Winter skies are dynamic drawing boards. Lately, the morning skies in the Rocky Mountains, where OneClock was designed, have been like Agnes Martin paintings: horizontal color fields of cool blues and pale pinks divided not by graphite but by the thin line of a telephone wire or the slow-moving ellipsis of migrating geese.
When New York Times art critic Holland Cotter reviewed the Guggenheim’s 2016 retrospective of Martin’s work, he posed some questions about abstract art generally, and, one can assume, Martin’s minimalism specifically. “How do you approach an art empty of figures and evident narratives?” he writes. “How do you find out what, if anything, is in it for you? What do you do to make it your own?” The answer, he says, comes from Martin herself. “‘You go there and sit and look.’”
If seasons were art historical genres, winter would be abstract minimalism. It’s a season of stark restraint interrupted by erratic pencil marks or atmospheric paint splatters otherwise known as weather. In many, but not all, landscapes, winter is unchanging, monochromatic, maybe even downright bleak. How do you find out what, if anything, is in it for you?If we engage in Martin’s “sit and look,” we might find what some too quickly and wrongfully call an inert season to be full of unscripted, personal narratives.
Here’s one of mine: The longterm is resting. Let it. The short-term, what was meant to live for only one season, is leaving. Let it.

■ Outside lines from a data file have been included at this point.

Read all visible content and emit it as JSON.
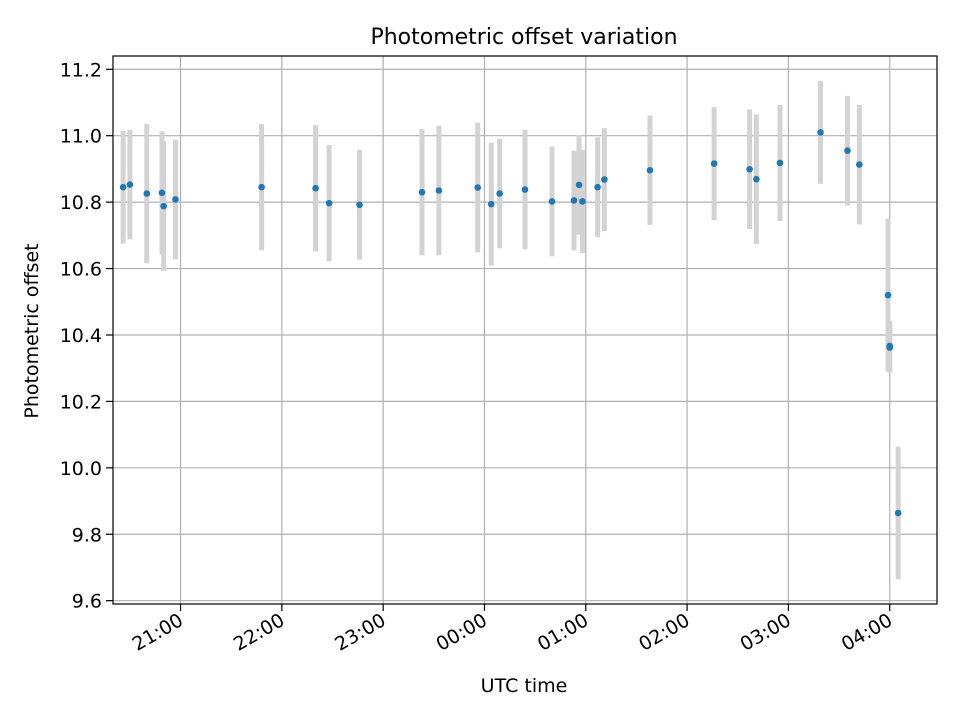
{
  "chart_data": {
    "type": "scatter",
    "title": "Photometric offset variation",
    "xlabel": "UTC time",
    "ylabel": "Photometric offset",
    "x_axis_kind": "time",
    "x_tick_labels": [
      "21:00",
      "22:00",
      "23:00",
      "00:00",
      "01:00",
      "02:00",
      "03:00",
      "04:00"
    ],
    "x_ticks": [
      "21:00",
      "22:00",
      "23:00",
      "00:00",
      "01:00",
      "02:00",
      "03:00",
      "04:00"
    ],
    "xlim": [
      "20:20",
      "04:28"
    ],
    "y_tick_labels": [
      "9.6",
      "9.8",
      "10.0",
      "10.2",
      "10.4",
      "10.6",
      "10.8",
      "11.0",
      "11.2"
    ],
    "yticks": [
      9.6,
      9.8,
      10.0,
      10.2,
      10.4,
      10.6,
      10.8,
      11.0,
      11.2
    ],
    "ylim": [
      9.59,
      11.24
    ],
    "grid": true,
    "legend": "none",
    "colors": {
      "marker": "#1f77b4",
      "errorbar": "#d3d3d3",
      "grid": "#b0b0b0"
    },
    "points": [
      {
        "x": "20:26",
        "y": 10.845,
        "yerr": 0.17
      },
      {
        "x": "20:30",
        "y": 10.853,
        "yerr": 0.165
      },
      {
        "x": "20:40",
        "y": 10.826,
        "yerr": 0.21
      },
      {
        "x": "20:49",
        "y": 10.828,
        "yerr": 0.185
      },
      {
        "x": "20:50",
        "y": 10.788,
        "yerr": 0.195
      },
      {
        "x": "20:57",
        "y": 10.808,
        "yerr": 0.18
      },
      {
        "x": "21:48",
        "y": 10.845,
        "yerr": 0.19
      },
      {
        "x": "22:20",
        "y": 10.842,
        "yerr": 0.19
      },
      {
        "x": "22:28",
        "y": 10.797,
        "yerr": 0.175
      },
      {
        "x": "22:46",
        "y": 10.792,
        "yerr": 0.165
      },
      {
        "x": "23:23",
        "y": 10.83,
        "yerr": 0.19
      },
      {
        "x": "23:33",
        "y": 10.835,
        "yerr": 0.195
      },
      {
        "x": "23:56",
        "y": 10.844,
        "yerr": 0.195
      },
      {
        "x": "00:04",
        "y": 10.794,
        "yerr": 0.185
      },
      {
        "x": "00:09",
        "y": 10.826,
        "yerr": 0.165
      },
      {
        "x": "00:24",
        "y": 10.838,
        "yerr": 0.18
      },
      {
        "x": "00:40",
        "y": 10.802,
        "yerr": 0.165
      },
      {
        "x": "00:53",
        "y": 10.805,
        "yerr": 0.15
      },
      {
        "x": "00:56",
        "y": 10.852,
        "yerr": 0.15
      },
      {
        "x": "00:58",
        "y": 10.802,
        "yerr": 0.155
      },
      {
        "x": "01:07",
        "y": 10.845,
        "yerr": 0.15
      },
      {
        "x": "01:11",
        "y": 10.868,
        "yerr": 0.155
      },
      {
        "x": "01:38",
        "y": 10.896,
        "yerr": 0.165
      },
      {
        "x": "02:16",
        "y": 10.916,
        "yerr": 0.17
      },
      {
        "x": "02:37",
        "y": 10.899,
        "yerr": 0.18
      },
      {
        "x": "02:41",
        "y": 10.869,
        "yerr": 0.195
      },
      {
        "x": "02:55",
        "y": 10.918,
        "yerr": 0.175
      },
      {
        "x": "03:19",
        "y": 11.01,
        "yerr": 0.155
      },
      {
        "x": "03:35",
        "y": 10.955,
        "yerr": 0.165
      },
      {
        "x": "03:42",
        "y": 10.913,
        "yerr": 0.18
      },
      {
        "x": "03:59",
        "y": 10.52,
        "yerr": 0.23
      },
      {
        "x": "04:00",
        "y": 10.367,
        "yerr": 0.075
      },
      {
        "x": "04:00",
        "y": 10.362,
        "yerr": 0.075
      },
      {
        "x": "04:05",
        "y": 9.864,
        "yerr": 0.2
      }
    ]
  }
}
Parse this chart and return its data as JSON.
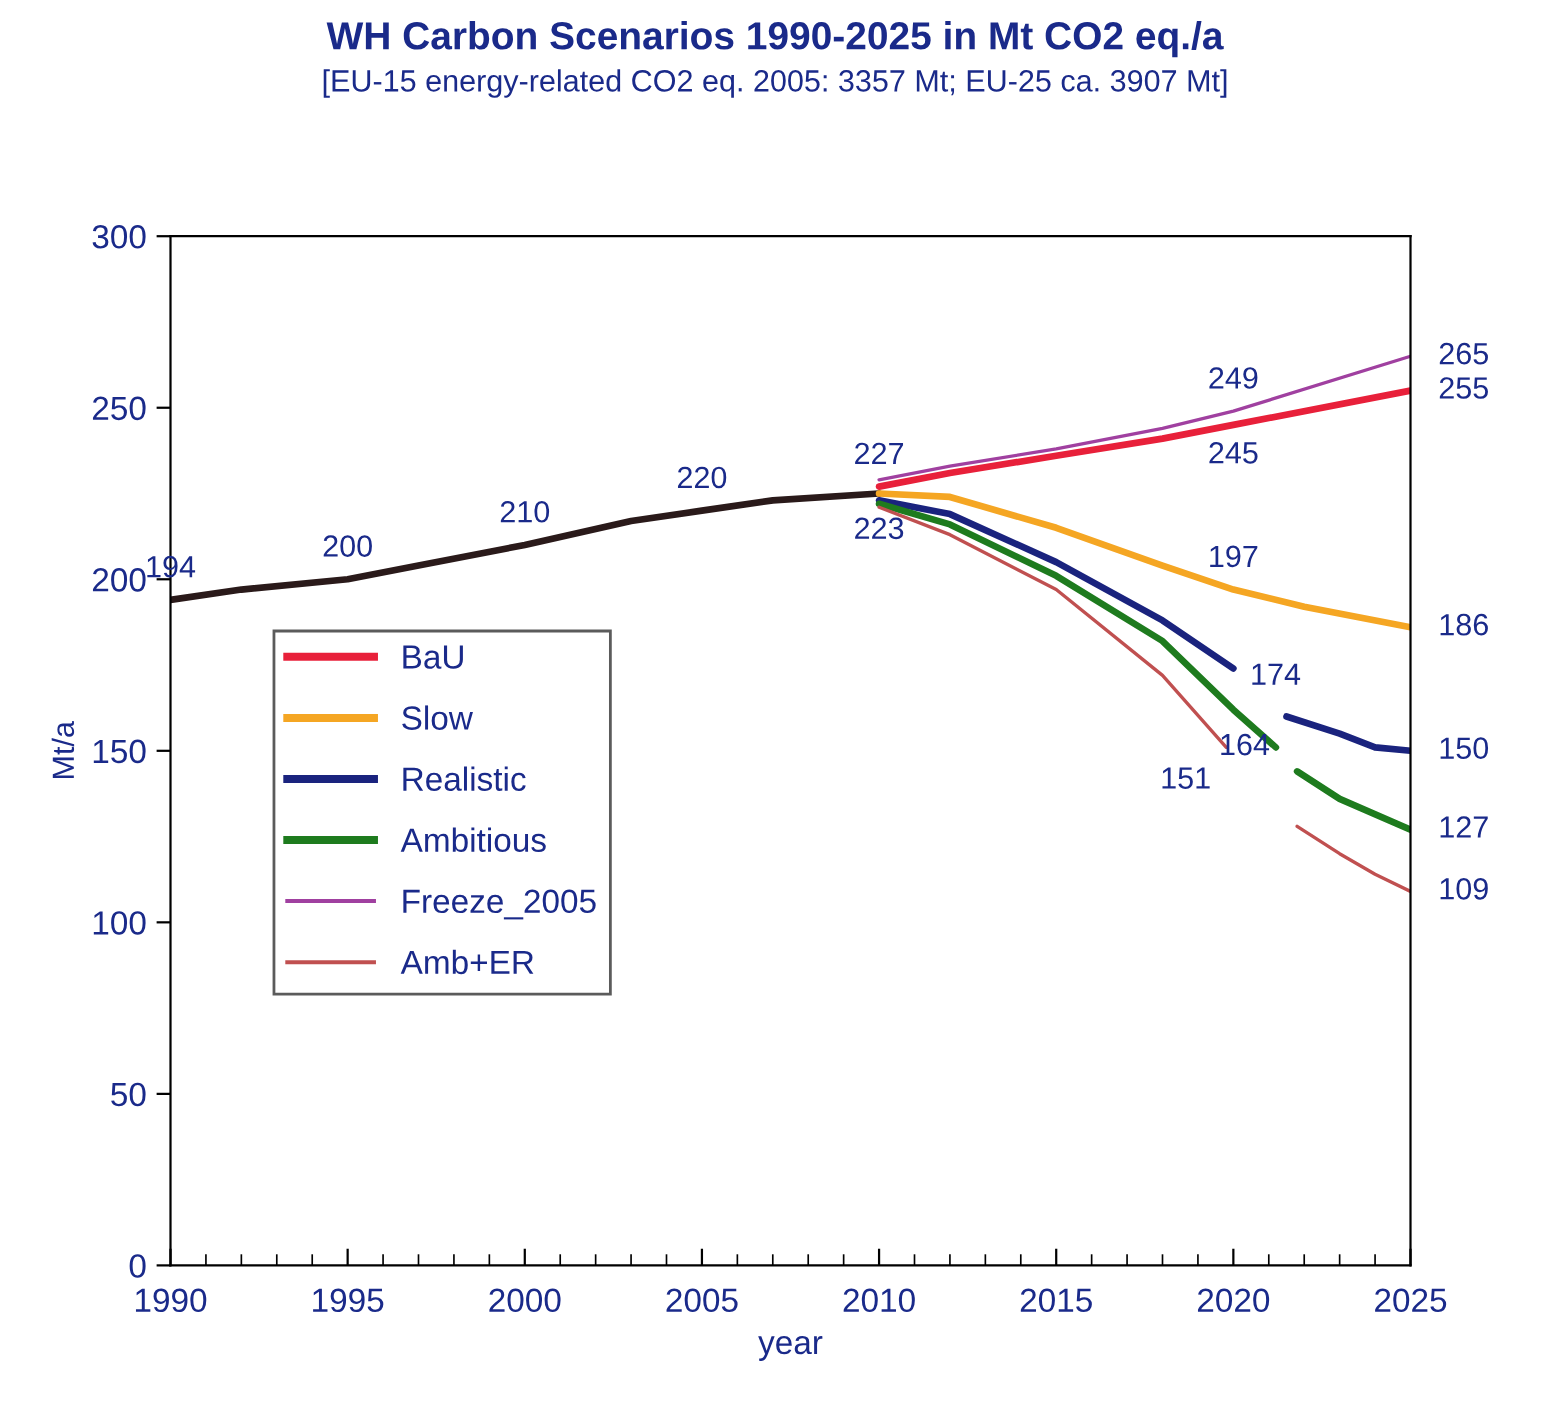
{
  "chart_data": {
    "type": "line",
    "title": "WH Carbon Scenarios 1990-2025 in Mt CO2 eq./a",
    "subtitle": "[EU-15 energy-related CO2 eq. 2005: 3357 Mt; EU-25 ca. 3907 Mt]",
    "xlabel": "year",
    "ylabel": "Mt/a",
    "xlim": [
      1990,
      2025
    ],
    "xticks": [
      1990,
      1995,
      2000,
      2005,
      2010,
      2015,
      2020,
      2025
    ],
    "ylim": [
      0,
      300
    ],
    "yticks": [
      0,
      50,
      100,
      150,
      200,
      250,
      300
    ],
    "grid": false,
    "legend": "left",
    "marker": "none",
    "line_style": "solid",
    "series": [
      {
        "color": "#2a1a1a",
        "x": [
          1990,
          1992,
          1995,
          1997,
          2000,
          2003,
          2005,
          2007,
          2010
        ],
        "values": [
          194,
          197,
          200,
          204,
          210,
          217,
          220,
          223,
          225
        ]
      },
      {
        "name": "BaU",
        "color": "#e8203a",
        "x": [
          2010,
          2012,
          2015,
          2018,
          2020,
          2025
        ],
        "values": [
          227,
          231,
          236,
          241,
          245,
          255
        ]
      },
      {
        "name": "Slow",
        "color": "#f5a623",
        "x": [
          2010,
          2012,
          2015,
          2018,
          2020,
          2022,
          2025
        ],
        "values": [
          225,
          224,
          215,
          204,
          197,
          192,
          186
        ]
      },
      {
        "name": "Realistic",
        "color": "#1a237e",
        "x": [
          2010,
          2012,
          2015,
          2018,
          2020,
          2021,
          2021.5,
          2023,
          2024,
          2025
        ],
        "values": [
          223,
          219,
          205,
          188,
          174,
          null,
          160,
          155,
          151,
          150
        ]
      },
      {
        "name": "Ambitious",
        "color": "#1e7b1e",
        "x": [
          2010,
          2012,
          2015,
          2018,
          2020,
          2021.2,
          2021.5,
          2021.8,
          2023,
          2025
        ],
        "values": [
          222,
          216,
          201,
          182,
          162,
          151,
          null,
          144,
          136,
          127
        ]
      },
      {
        "name": "Freeze_2005",
        "color": "#a040a0",
        "x": [
          2010,
          2012,
          2015,
          2018,
          2020,
          2025
        ],
        "values": [
          229,
          233,
          238,
          244,
          249,
          265
        ]
      },
      {
        "name": "Amb+ER",
        "color": "#c05050",
        "x": [
          2010,
          2012,
          2015,
          2018,
          2019.8,
          2021,
          2021.8,
          2023,
          2024,
          2025
        ],
        "values": [
          221,
          213,
          197,
          172,
          151,
          null,
          128,
          120,
          114,
          109
        ]
      }
    ],
    "annotations": [
      {
        "text": "194",
        "x": 1990,
        "y": 194
      },
      {
        "text": "200",
        "x": 1995,
        "y": 200
      },
      {
        "text": "210",
        "x": 2000,
        "y": 210
      },
      {
        "text": "220",
        "x": 2005,
        "y": 220
      },
      {
        "text": "227",
        "x": 2010,
        "y": 227
      },
      {
        "text": "223",
        "x": 2010,
        "y": 223
      },
      {
        "text": "249",
        "x": 2020,
        "y": 249
      },
      {
        "text": "245",
        "x": 2020,
        "y": 245
      },
      {
        "text": "197",
        "x": 2020,
        "y": 197
      },
      {
        "text": "174",
        "x": 2020,
        "y": 174
      },
      {
        "text": "164",
        "x": 2020,
        "y": 164
      },
      {
        "text": "151",
        "x": 2020,
        "y": 151
      },
      {
        "text": "265",
        "x": 2025,
        "y": 265
      },
      {
        "text": "255",
        "x": 2025,
        "y": 255
      },
      {
        "text": "186",
        "x": 2025,
        "y": 186
      },
      {
        "text": "150",
        "x": 2025,
        "y": 150
      },
      {
        "text": "127",
        "x": 2025,
        "y": 127
      },
      {
        "text": "109",
        "x": 2025,
        "y": 109
      }
    ]
  }
}
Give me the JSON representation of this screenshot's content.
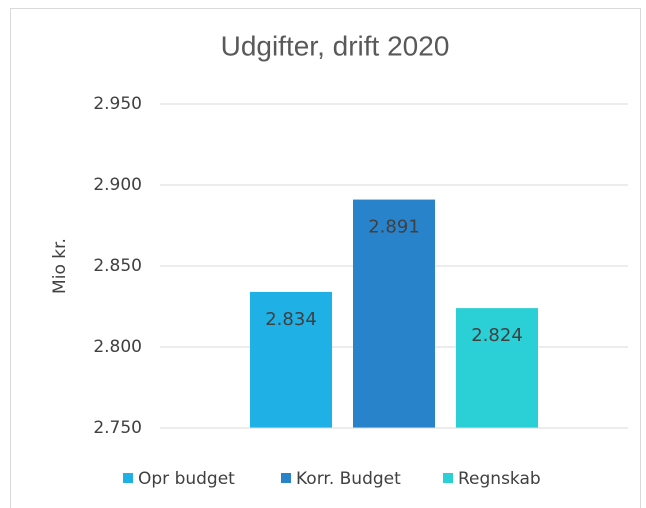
{
  "chart_data": {
    "type": "bar",
    "title": "Udgifter, drift 2020",
    "y_label": "Mio kr.",
    "categories": [
      null
    ],
    "series": [
      {
        "name": "Opr budget",
        "color": "#1fb0e6",
        "values": [
          2834
        ],
        "value_labels": [
          "2.834"
        ]
      },
      {
        "name": "Korr. Budget",
        "color": "#2883cb",
        "values": [
          2891
        ],
        "value_labels": [
          "2.891"
        ]
      },
      {
        "name": "Regnskab",
        "color": "#2bcfd6",
        "values": [
          2824
        ],
        "value_labels": [
          "2.824"
        ]
      }
    ],
    "ylim": [
      2750,
      2950
    ],
    "yticks": [
      {
        "value": 2750,
        "label": "2.750"
      },
      {
        "value": 2800,
        "label": "2.800"
      },
      {
        "value": 2850,
        "label": "2.850"
      },
      {
        "value": 2900,
        "label": "2.900"
      },
      {
        "value": 2950,
        "label": "2.950"
      }
    ],
    "grid": true,
    "legend": "bottom"
  }
}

Winter is a powerful recalibration, a reminder of deep time and its cycles. It’s simultaneously the end, the beginning, and just another spot on the continuum. More than any other time of year though, in winter the human world slows in step with the plant world. As days shorten, temperatures drop, and gardens wither, activity turns inward, allowing us a micro view of the impulses and routines that hold our particular life together.
From our houses, or right there in the midst of it, we watch what pieces of the outside environment are staying (trees—skeletons though they may be), visiting (an intrepid chickadee at the feeder), in hiding (dozens of iris rhizomes and a spattering of volunteer tomato seeds), or leaving for good (frosty, waterlogged pumpkins).
Because I’m lucky enough to live where winter comes with snow and ice, I take note of its formations. Icicles and snowdrifts, including the massive pileups of graying snow-slush pushed to clear roads and sidewalks, are naturally occurring sculptures made by time, gravity, and light—their deterioration just as beautiful as their construction. Even more intriguing are the frost figurations that form on glass when warm air hits. Riding once in a car in Winnipeg’s sub-zero temperatures, I watched the words I spoke transcribed, line by fractured line, onto the windshield. Ice writing, the making of an impossibly ephemeral document.
In summer, I relish the fruits of the season for their ability to instantly gratify me. I see, I like, I take, I do. Things happen like clockwork. It’s fleeting, a forward march. The expectation in the colder months feels different—there is less knowing, more wondering and experimentation. From the elements, winter’s offering is subtle, slow, and usually, like in the case of the unseen, latent spring bulbs, relies on the meanderings of memory and imagination. The only real action is to give purpose to your waiting.
Here’s another narrative I cling to in winters of the year and of the soul, this one from rock and roll’s legendary Prince of Darkness, Nick Cave: When something’s not coming, it’s coming.
Every winter I endeavor to read Bernadette Mayer’s book-length poem Midwinter Day in the same amount of time the poem covers: a single day (for the poet, the day was December 22, 1978, to be exact). Bernadette Mayer, who passed away last November at age 77, was an American avant-garde poet. Midwinter Day, one of her most famous works, embraces the lyricism of everyday details, chronicling the mundanity of what happens in the space of one square on the calendar, from waking up from a dream to caring for children, performing the rituals of domestic labor, running errands, and finally going back to bed.
I’ve never made it through Midwinter Day as planned, which is part of why I try to every year. (It seems like incompletion and tradition are tightly bound.) Portions of Mayer’s book are written in verse, sometimes lists, and a good chunk of it in dense prose. Regardless of its form, the text is very much a poem throughout. When the language feels impenetrable or incoherent, which is what usually slows and hinders my goal, I think about the machinations of my own inner monologue, how little I really hear of them.
We often think and process information in disjunctions, paradoxes, hiccups, or poems, but we rarely tune in. We’re trained to find narrative quickly and dismiss other perceptions. The success of my failure with Midwinter Day is this reminder to pay attention. When the world is still, dark, fallow, slow, it’s easy to spot what moves, what dares to take shape in such strained conditions. I like winter for this. I try to listen harder and better, to sit and look, to ask myself what Holland asked Agnes’s paintings: “How do you find out what, if anything, is in it for you?”
You’ve done all this before, writes Mayer. Nothing happens / Let’s go over it again.